# Series expansion of logarithmic function ln(cosx)

## Homework Statement

A question asks me to find the first three non-zero terms of ln(cosx)

## The Attempt at a Solution

I wrote cos x as 1+(1-cos x), used the power series of ln function, expanded cosx and simplified, here is my answer: 1/2x^2 - 1/6x^4 + 1/16x^6

Is that right?

NascentOxygen
Staff Emeritus
[A question asks me to find the first three non-zero terms of ln(cosx)

I wrote cos x as 1+(1-cos x), used the power series of ln function, expanded cosx and simplified, here is my answer: 1/2x^2 - 1/6x^4 + 1/16x^6

Is that right?

You can easily check for yourself. Try some suitable data, and use your calculator. Say, x=0.7

ln(cos(0.7)) = -0.282

How close is your approximation to this, for x=0.7 ?

okay, so It's wrong... where exactly have I messed up then?

dynamicsolo
Homework Helper
They're being cute here. What is ln(cos x) the integral of? (If you don't recall, differentiate this function.) What is the series expansion of that function? Now integrate that term-by-term.

thanks, i'm not entirely certain, but is the differential -tanx?

Ray Vickson
Homework Helper
Dearly Missed

## Homework Statement

A question asks me to find the first three non-zero terms of ln(cosx)

## The Attempt at a Solution

I wrote cos x as 1+(1-cos x), used the power series of ln function, expanded cosx and simplified, here is my answer: 1/2x^2 - 1/6x^4 + 1/16x^6

Is that right?

If all you want are a few terms, the easiest method is to expand ln(1-z) in powers of z, then substitute the first few terms of 1-cos(x) in place of z, that is, to use z = x^2/2 - x^4/4! + x^6/6! - ... . As to where you messed up: do you *really* think that cos(x) = 1 + (1 - cos(x))?

RGV

dynamicsolo
Homework Helper
thanks, i'm not entirely certain, but is the differential -tanx?
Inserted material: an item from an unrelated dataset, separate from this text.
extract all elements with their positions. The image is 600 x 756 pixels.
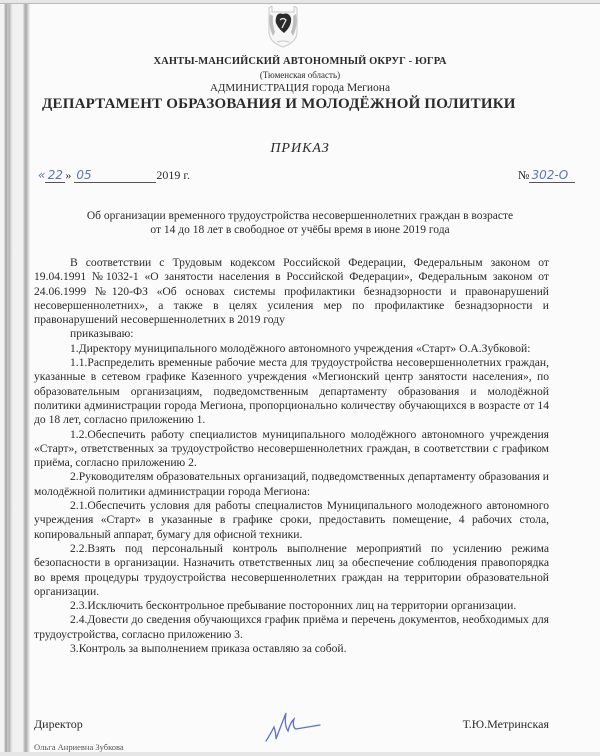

It is: you have either worked out its series expansion in your course, or you can get the first few terms yourself.

## Homework Statement

A question asks me to find the first three non-zero terms of ln(cosx)

## The Attempt at a Solution

I wrote cos x as 1+(1-cos x), used the power series of ln function, expanded cosx and simplified, here is my answer: 1/2x^2 - 1/6x^4 + 1/16x^6

Is that right?

What's wrong with just brute-force calculation of the first six derivatives of that function at zero, then form the Taylor series at zero? Think it would have been easier than your persuit otherwise.

SammyS
Staff Emeritus
Homework Helper
Gold Member
The solution suggested by dynamicsolo seems easy enough to me.

dynamicsolo
Homework Helper
What's wrong with just brute-force calculation of the first six derivatives of that function at zero, then form the Taylor series at zero?

There's nothing wrong with the direct approach. However, if a function can be recognized as being related to another one through algebraic manipulation, differentiation, or integration, you could save yourself a lot of work (sometimes work you already did to get the other Taylor/Maclaurin series).

And you get a bonus: the radius of convergence of a power series is not altered by differentiation or integration (and can be re-evaluated easily in the case of algebraic manipulation)!